I have had prospective parents ask me what questions they should ask.
Do you realise that, under deregulation, this nursery would still be providing its poor care and parents would be completely unaware of what was going on?
Will be watching with interest. Just looking into having a regular shared childminding on a rota basis with my NCT pals and the amount of red tape is scary...
Does deregulation mean no regulation? I'm a bit shocked if it means that any old person can set themselves up and call themselves a childminder with no CRB check or safety checks. Is that what it does mean?
Just looking into having a regular shared childminding on a rota basis with my NCT pals and the amount of red tape is scary
If there is no payment involved then there shouldn't be any red tape. Who is telling you to jump through what hoops?
Is that what it does mean?
Nobody knows exactly what it means yet, although the situation you outline is highly unlikely.
Oops. MrAnchovy, it sounds like I have old information. I am going to look into this again. Previously we were advised to consider becoming a registered childminders by the council, but it seems no longer relevant. Just checked on ofstead's web....
I think that there has been enough information to understand deregulation
It will either be an agency or 'less regulation' by cutting red tape
See Truss' interview for Nursery World where I think she is giving hints...soon to be published as her proposals
How would this effect us following EYFS etc? Will will still be inspected. Think it's time for me to leave
I'm a parent who uses a childminder and haven't the faintest idea what's going on. I've read the interview in nursery world and am none the wiser. What does 'an agency' mean? That childminders will have to sign up to agencies? What red tape is there to cut (ofsted inspections?). From Jan will my childminder suddenly be allowed to take 5 children at a time?
What does 'an agency' mean?
We don't know until the details are announced
That childminders will have to sign up to agencies?
We don't know until the details are announced
What red tape is there to cut (ofsted inspections?).
Yes, although the evidence and opinions point overwhelmingly towards keeping an inspection regime. There are also the requirements imposed on Childminders who want to access Early Years Funding by Local Authority Networks (the free 15 hours for 3 and 4 year olds and also the new funding for 2 year olds). And planning departments. Food hygiene. Data protection act. Requirement to follow the whole EYFS regardless of whether a child is with you 4 hours a week or full time. There's lots...
From Jan will my childminder suddenly be allowed to take 5 children at a time?
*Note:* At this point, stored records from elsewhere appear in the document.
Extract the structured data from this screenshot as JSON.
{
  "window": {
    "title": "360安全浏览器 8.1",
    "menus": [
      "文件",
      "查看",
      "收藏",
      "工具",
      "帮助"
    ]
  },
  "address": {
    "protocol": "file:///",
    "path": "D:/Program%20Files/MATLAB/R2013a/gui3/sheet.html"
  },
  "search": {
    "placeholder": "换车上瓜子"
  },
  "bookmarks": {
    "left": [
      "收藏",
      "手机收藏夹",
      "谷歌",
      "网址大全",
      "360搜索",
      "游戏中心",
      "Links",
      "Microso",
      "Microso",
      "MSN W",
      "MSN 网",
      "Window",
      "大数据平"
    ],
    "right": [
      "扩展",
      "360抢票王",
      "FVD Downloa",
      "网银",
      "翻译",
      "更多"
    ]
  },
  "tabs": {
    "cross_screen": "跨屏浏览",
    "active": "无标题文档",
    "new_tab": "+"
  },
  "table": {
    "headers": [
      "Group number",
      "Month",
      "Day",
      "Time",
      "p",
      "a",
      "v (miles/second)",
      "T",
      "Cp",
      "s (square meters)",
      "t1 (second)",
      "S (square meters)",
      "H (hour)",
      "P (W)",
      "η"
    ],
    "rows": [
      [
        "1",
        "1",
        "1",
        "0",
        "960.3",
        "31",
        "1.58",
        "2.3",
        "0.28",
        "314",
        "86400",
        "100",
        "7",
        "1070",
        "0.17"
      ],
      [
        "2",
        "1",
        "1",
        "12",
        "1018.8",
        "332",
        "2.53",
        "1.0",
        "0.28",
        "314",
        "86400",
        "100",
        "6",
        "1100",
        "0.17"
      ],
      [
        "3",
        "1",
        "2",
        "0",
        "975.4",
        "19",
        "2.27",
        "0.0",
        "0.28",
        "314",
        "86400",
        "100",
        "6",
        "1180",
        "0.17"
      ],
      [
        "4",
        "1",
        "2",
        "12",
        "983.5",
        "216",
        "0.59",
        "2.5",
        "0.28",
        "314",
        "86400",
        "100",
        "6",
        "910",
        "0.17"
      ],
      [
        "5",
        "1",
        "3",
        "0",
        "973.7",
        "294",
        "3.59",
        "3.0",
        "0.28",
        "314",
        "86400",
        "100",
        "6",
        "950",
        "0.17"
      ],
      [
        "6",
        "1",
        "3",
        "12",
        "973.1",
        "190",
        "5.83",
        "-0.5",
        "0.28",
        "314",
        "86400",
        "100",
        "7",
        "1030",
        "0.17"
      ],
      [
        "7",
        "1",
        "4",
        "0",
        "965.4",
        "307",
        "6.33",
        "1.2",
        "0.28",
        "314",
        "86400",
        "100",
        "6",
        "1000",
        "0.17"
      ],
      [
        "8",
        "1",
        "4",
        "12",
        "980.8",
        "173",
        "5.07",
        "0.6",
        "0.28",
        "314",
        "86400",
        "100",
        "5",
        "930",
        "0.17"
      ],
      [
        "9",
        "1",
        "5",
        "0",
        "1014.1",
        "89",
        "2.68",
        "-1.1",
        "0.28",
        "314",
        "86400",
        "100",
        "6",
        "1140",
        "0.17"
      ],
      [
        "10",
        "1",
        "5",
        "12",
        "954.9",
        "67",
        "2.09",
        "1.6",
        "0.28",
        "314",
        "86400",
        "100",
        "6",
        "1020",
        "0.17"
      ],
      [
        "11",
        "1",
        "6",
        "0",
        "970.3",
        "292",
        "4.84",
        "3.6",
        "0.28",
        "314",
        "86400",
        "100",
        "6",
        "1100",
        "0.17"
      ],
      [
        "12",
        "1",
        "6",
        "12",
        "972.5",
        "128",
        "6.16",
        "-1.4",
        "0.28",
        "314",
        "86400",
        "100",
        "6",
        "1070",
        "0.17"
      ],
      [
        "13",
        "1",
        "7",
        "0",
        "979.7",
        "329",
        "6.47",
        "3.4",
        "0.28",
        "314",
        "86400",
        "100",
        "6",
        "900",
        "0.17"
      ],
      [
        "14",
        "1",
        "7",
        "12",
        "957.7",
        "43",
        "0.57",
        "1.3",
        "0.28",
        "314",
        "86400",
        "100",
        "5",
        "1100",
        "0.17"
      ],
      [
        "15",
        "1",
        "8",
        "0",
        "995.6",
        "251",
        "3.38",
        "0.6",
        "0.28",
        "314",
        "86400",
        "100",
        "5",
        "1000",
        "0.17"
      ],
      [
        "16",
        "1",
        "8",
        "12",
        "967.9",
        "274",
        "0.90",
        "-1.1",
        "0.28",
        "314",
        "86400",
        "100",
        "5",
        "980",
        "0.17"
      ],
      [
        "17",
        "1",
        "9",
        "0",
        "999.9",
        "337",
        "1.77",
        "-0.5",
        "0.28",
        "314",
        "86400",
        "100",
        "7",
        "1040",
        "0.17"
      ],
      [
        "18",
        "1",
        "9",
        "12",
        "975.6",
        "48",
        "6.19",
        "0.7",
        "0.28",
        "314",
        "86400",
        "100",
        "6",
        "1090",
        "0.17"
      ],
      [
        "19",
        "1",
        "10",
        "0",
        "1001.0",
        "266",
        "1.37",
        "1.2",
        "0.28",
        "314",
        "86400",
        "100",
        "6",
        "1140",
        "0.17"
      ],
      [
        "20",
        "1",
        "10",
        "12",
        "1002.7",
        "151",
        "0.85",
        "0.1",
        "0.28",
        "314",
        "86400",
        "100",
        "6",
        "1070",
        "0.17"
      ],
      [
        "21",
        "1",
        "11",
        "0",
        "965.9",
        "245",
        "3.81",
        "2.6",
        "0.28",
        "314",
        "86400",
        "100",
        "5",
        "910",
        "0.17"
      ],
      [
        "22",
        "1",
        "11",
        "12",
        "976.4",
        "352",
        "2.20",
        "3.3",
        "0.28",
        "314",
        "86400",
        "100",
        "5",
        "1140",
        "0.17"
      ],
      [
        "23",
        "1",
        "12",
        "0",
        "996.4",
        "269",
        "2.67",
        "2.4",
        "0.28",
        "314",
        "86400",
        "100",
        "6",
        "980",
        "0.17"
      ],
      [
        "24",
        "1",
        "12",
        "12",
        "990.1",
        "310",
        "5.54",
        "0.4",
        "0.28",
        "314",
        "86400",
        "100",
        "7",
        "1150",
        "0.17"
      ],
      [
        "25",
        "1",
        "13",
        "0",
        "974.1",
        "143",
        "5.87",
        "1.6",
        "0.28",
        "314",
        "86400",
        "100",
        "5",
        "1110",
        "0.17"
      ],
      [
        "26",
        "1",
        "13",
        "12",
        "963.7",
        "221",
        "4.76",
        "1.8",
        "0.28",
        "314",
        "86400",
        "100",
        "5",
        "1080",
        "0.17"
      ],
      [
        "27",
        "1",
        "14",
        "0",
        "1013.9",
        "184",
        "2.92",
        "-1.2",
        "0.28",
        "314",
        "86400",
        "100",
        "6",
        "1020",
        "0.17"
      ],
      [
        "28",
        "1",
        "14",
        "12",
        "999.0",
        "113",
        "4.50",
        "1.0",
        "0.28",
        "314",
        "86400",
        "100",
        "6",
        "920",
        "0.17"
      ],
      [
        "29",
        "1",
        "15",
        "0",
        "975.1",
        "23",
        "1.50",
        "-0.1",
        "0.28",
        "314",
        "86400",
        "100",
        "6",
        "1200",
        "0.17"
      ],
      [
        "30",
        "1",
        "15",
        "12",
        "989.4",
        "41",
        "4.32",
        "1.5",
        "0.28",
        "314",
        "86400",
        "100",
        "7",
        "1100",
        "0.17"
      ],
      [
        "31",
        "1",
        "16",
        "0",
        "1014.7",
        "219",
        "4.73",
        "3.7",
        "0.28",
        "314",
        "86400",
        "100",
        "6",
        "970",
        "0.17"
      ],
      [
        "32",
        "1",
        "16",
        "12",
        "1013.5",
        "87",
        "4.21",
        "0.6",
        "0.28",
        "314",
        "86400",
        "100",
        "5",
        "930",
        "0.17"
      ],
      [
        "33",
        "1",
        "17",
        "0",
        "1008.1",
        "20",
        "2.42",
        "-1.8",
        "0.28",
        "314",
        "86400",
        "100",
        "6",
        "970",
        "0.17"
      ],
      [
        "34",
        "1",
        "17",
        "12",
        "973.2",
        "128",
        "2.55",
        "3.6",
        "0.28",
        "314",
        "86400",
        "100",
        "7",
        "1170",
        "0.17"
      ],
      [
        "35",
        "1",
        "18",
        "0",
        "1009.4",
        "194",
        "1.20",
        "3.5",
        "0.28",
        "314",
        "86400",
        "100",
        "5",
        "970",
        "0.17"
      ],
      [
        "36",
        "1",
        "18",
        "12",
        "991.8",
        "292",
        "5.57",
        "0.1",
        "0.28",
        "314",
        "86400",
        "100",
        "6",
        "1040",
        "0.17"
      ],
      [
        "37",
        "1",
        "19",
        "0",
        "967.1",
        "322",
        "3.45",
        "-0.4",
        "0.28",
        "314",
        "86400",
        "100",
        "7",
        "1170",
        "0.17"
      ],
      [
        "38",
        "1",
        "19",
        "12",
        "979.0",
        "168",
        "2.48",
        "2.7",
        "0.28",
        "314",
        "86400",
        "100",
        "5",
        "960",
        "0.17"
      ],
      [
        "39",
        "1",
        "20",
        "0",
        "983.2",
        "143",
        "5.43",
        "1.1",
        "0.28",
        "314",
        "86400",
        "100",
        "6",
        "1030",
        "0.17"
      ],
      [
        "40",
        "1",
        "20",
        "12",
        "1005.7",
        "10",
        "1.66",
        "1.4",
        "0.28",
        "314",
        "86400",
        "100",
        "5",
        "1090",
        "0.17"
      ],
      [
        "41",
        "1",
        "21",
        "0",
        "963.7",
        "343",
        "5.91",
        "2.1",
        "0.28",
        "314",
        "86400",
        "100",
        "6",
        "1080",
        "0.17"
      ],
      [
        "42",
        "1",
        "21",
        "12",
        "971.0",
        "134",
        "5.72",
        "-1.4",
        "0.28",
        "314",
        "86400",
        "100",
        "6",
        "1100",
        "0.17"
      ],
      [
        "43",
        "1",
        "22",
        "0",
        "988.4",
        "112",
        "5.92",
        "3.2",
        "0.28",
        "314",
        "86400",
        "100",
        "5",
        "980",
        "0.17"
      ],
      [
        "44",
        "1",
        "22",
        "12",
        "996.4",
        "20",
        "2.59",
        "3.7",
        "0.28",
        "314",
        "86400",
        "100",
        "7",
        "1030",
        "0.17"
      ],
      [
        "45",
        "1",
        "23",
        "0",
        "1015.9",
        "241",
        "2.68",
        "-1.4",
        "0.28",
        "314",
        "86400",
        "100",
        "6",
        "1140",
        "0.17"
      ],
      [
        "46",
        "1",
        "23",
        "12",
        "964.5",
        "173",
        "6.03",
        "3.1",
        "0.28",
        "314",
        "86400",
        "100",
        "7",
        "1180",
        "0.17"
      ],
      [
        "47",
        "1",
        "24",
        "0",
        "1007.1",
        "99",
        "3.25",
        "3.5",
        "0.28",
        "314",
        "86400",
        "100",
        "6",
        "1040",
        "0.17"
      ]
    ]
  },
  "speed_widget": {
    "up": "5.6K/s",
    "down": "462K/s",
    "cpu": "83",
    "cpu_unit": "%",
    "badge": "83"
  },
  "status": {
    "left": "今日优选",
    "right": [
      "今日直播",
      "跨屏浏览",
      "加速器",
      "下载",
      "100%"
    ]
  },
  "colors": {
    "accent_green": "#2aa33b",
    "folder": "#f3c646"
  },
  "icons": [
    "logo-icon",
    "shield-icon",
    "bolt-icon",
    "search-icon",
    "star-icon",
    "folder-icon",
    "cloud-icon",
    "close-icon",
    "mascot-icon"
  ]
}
Childminders are already allowed to care for up to 6 under 8s, but I assume you mean under 5s. Any change of that kind would require new legislation which will take time and require further consultation, so IMHO there will be no major changes in that short a timescale or without the approval of parliament.
Those who think they know what's coming should bear in mind that politicians work by 'positioning' announcements. This means that before an official announcement they may give briefings 'overplaying' what is coming - then when the real thing comes out they hope that everyone will breathe a sigh of relief. Or they may 'underplay' it by making general statements that cover a wide range of possibilities so that when it comes out and everyone says "this is terrible" they can point back at the briefings and say "but we told you this was coming". Or they may play it down the middle to gauge the reaction - if it is not too bad they will go back and toughen things up, but if there is an outcry they may have a rethink.
Or they may do all three at different times - look back over Truss's actions over the past six months and see if you can work out when she is doing what.